First, strong baselines matter. The reproducibility study of classification KD shows that tuned vanilla KD plus robust augmentation is a serious benchmark, and many complex methods fail to beat it under standardized comparison (Ruffy et al., 2019). This makes any GKD claim weak unless it is evaluated against a tuned classical baseline.
Second, teacher behavior matters more broadly than output accuracy. KD can transfer localization, invariance, domain behavior, shape bias, and even socially undesirable bias (Ojha et al., 2022). A plausible implication is that future GKD evaluation should routinely include OOD robustness, saliency alignment, and fairness rather than only in-domain accuracy.
Third, architecture compatibility remains a limiting factor. Same-family teacher-student pairs transfer more reliably in classification (Ruffy et al., 2019), deeper behavior transfer is weaker in transformer-to-CNN settings (Ojha et al., 2022), and many heterogeneous settings require special interfaces such as relation matching, prototype spaces, RoI abstractions, or semantic alignment networks (Ye et al., 2022, Tang et al., 2022, Yao et al., 2021, Qi et al., 2022).
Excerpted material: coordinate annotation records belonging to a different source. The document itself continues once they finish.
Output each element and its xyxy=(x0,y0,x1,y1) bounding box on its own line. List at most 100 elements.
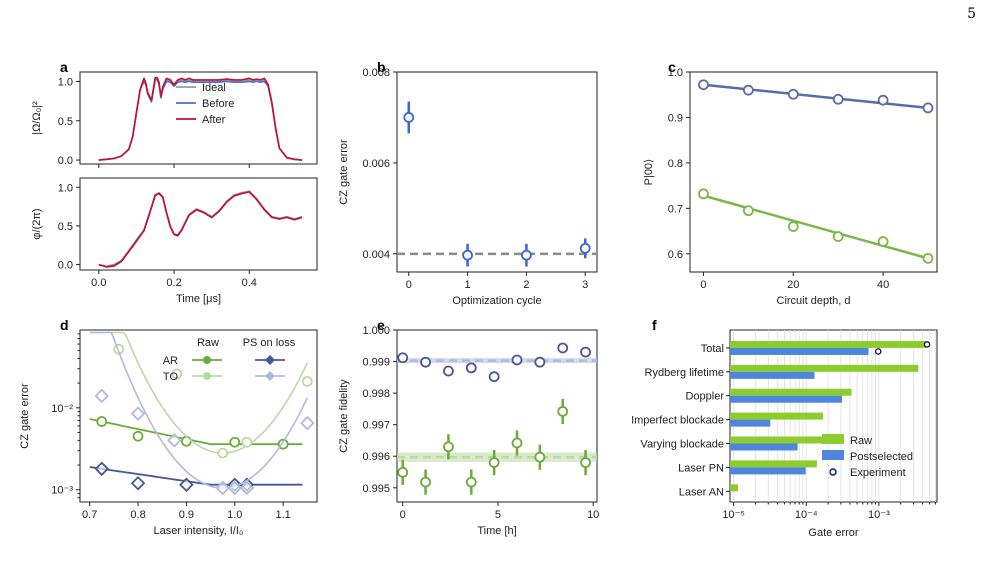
panel-f-bar-postselected xyxy=(730,371,815,379)
panel-e-ylabel: CZ gate fidelity xyxy=(338,379,350,453)
panel-f-experiment-raw xyxy=(923,341,931,348)
panel-d-xtick-label: 1.1 xyxy=(275,509,290,521)
panel-c-point xyxy=(832,231,844,242)
panel-d-ytick-label: 10⁻³ xyxy=(51,485,73,497)
panel-d-xtick-label: 1.0 xyxy=(227,509,242,521)
panel-c-ytick-label: 0.8 xyxy=(668,158,683,170)
panel-a-sub2-xtick-label: 0.4 xyxy=(242,277,257,289)
panel-f-bar-raw xyxy=(730,388,852,396)
panel-e-point xyxy=(443,365,454,377)
panel-e-ytick-label: 0.995 xyxy=(362,483,390,495)
panel-c-ytick-label: 0.7 xyxy=(668,203,683,215)
panel-b-ytick-label: 0.008 xyxy=(362,67,390,79)
panel-d-legend-ps-marker xyxy=(265,355,275,365)
panel-d-legend-header-ps: PS on loss xyxy=(243,337,296,349)
panel-c-point xyxy=(698,188,709,200)
panel-f-xlabel: Gate error xyxy=(808,527,858,539)
panel-a-sub1-ytick-label: 0.0 xyxy=(58,155,73,167)
panel-d-legend-raw-marker xyxy=(203,356,211,364)
panel-b-xtick-label: 3 xyxy=(582,279,588,291)
panel-d-legend-raw-marker xyxy=(203,372,211,380)
panel-f-legend-postselected: Postselected xyxy=(850,451,913,463)
panel-d-point xyxy=(229,436,241,448)
panel-f-bar-postselected xyxy=(730,419,771,427)
panel-b-xtick-label: 1 xyxy=(465,279,471,291)
panel-c-fit-2 xyxy=(703,194,929,260)
panel-c-point xyxy=(877,94,889,106)
panel-c-point xyxy=(922,102,934,114)
panel-d-point xyxy=(241,436,253,448)
panel-f-experiment-ps xyxy=(874,348,882,355)
panel-d-point xyxy=(227,480,243,496)
panel-e-band-1 xyxy=(397,358,597,364)
panel-a-sub1-ylabel: |Ω/Ω₀|² xyxy=(31,101,43,135)
panel-d-legend-ps-marker xyxy=(265,371,275,381)
panel-c-point xyxy=(877,236,889,247)
panel-d-point xyxy=(96,416,108,427)
panel-b-point xyxy=(403,112,415,123)
panel-e-point xyxy=(465,362,477,374)
panel-a-sub2-series-after xyxy=(98,191,303,268)
panel-f-bar-postselected xyxy=(730,395,842,403)
panel-c-xlabel: Circuit depth, d xyxy=(777,295,851,307)
panel-e-point xyxy=(488,457,500,468)
panel-f-bar-postselected xyxy=(730,443,798,451)
panel-a-sub1-frame xyxy=(79,71,318,165)
panel-d-point xyxy=(130,406,146,421)
panel-c-ytick-label: 1.0 xyxy=(668,67,683,79)
panel-e-xtick-label: 5 xyxy=(495,509,501,521)
panel-c-point xyxy=(698,79,709,91)
panel-e-point xyxy=(557,406,569,417)
panel-b-point xyxy=(462,249,473,261)
panel-e-point xyxy=(580,346,591,358)
panel-e-point xyxy=(465,476,477,488)
panel-d-label: d xyxy=(60,317,69,333)
panel-f-legend-swatch-postselected xyxy=(822,450,844,460)
panel-d-point xyxy=(181,435,192,447)
panel-d-point xyxy=(239,480,255,496)
panel-d-fit-ar-0 xyxy=(89,418,303,446)
panel-b-point xyxy=(521,249,532,261)
panel-f-category-label: Varying blockade xyxy=(640,439,724,451)
panel-f-legend-experiment-marker xyxy=(829,468,837,476)
panel-a-sub2-series-ideal xyxy=(98,190,303,267)
panel-f-category-label: Laser PN xyxy=(678,462,724,474)
panel-f-bar-raw xyxy=(730,484,739,492)
panel-b-point xyxy=(579,242,591,254)
panel-f-label: f xyxy=(652,317,657,333)
panel-b-xtick-label: 2 xyxy=(523,279,529,291)
panel-f-category-label: Imperfect blockade xyxy=(631,415,724,427)
panel-a-legend-after: After xyxy=(202,114,226,126)
panel-d-fit-to-1 xyxy=(89,331,309,454)
panel-c-xtick-label: 40 xyxy=(877,279,889,291)
panel-e-point xyxy=(443,441,454,453)
panel-e-point xyxy=(420,356,431,368)
panel-e-point xyxy=(397,466,409,478)
panel-d-legend-header-raw: Raw xyxy=(197,337,219,349)
panel-f-legend-swatch-raw xyxy=(822,434,844,444)
panel-d-point xyxy=(300,415,315,431)
panel-f-category-label: Doppler xyxy=(685,391,724,403)
panel-e-xtick-label: 10 xyxy=(587,509,599,521)
panel-b-ylabel: CZ gate error xyxy=(338,139,350,205)
panel-f-xtick-label: 10⁻³ xyxy=(868,509,890,521)
panel-d-fit-ar-2 xyxy=(89,466,303,486)
panel-d-point xyxy=(217,447,229,459)
panel-f-bar-postselected xyxy=(730,347,869,355)
panel-d-point xyxy=(171,368,183,380)
panel-a-sub2-xtick-label: 0.2 xyxy=(166,277,181,289)
panel-a-sub2-series-before xyxy=(98,191,303,268)
panel-e-point xyxy=(534,451,546,463)
panel-d-xtick-label: 0.8 xyxy=(130,509,145,521)
panel-a-label: a xyxy=(60,59,68,75)
panel-a-sub1-ytick-label: 1.0 xyxy=(58,76,73,88)
panel-d-point xyxy=(130,475,146,491)
panel-c-frame xyxy=(689,71,938,273)
panel-a-sub1-ytick-label: 0.5 xyxy=(58,116,73,128)
panel-c-ylabel: P|00⟩ xyxy=(643,159,655,186)
panel-a-legend-before: Before xyxy=(202,98,234,110)
panel-c-point xyxy=(742,205,754,217)
panel-e-point xyxy=(534,356,546,368)
panel-e-point xyxy=(580,457,591,468)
Fourth, the most transferable object of distillation is often not the raw output distribution. Different papers emphasize different alternatives: instance relationships (Ye et al., 2022), graph-refined pseudo-labels (Ghorbani et al., 2021), prototype-relative coordinates (Tang et al., 2022), groupwise class ordering (Li et al., 29 Apr 2025), or predictive-distribution partitions among top and non-top logits (Zheng et al., 4 Dec 2025). This suggests that GKD research increasingly focuses on the structure of teacher knowledge rather than on brute-force imitation.
Fifth, there is a persistent tension between generality and specialization. Many methods become more effective in a narrow regime by exploiting architecture-specific hooks or task-specific structure, yet those same design choices can reduce portability. The negative reproducibility results for feature KD (Ruffy et al., 2019) and the need to omit detector-specific terms in heterogeneous object-detector transfer (Yao et al., 2021) illustrate this tension directly.
Open questions remain. The data suggest that selectively transferring desirable teacher properties while suppressing harmful ones is unresolved (Ojha et al., 2022). Learned or adaptive partitioning strategies, beyond fixed target/non-target or top-5 heuristics, remain underdeveloped despite promising results in GDKD (Zheng et al., 4 Dec 2025). Teacher-side generalization to truly out-of-pool student architectures is not established by Generic Teacher Networks, which remain confined to a finite supernet-defined pool (Binici et al., 2024). And several systems papers show that practical GKD at very large scale is still constrained by memory, latency, and framework complexity (Tan et al., 2023).
Taken together, the literature supports a broad but precise understanding of Generalizable Knowledge Distillation: distillation is generalizable when the transferred signal remains useful beyond a single handcrafted teacher-student-task setup—across architectures, label spaces, domains, modalities, deployment conditions, or downstream tasks—while retaining implementation tractability and reproducible gains over tuned classical KD baselines (Ruffy et al., 2019, Ye et al., 2022, Ghorbani et al., 2021, Ojha et al., 2022, Qi et al., 2022, Lv et al., 3 Mar 2026).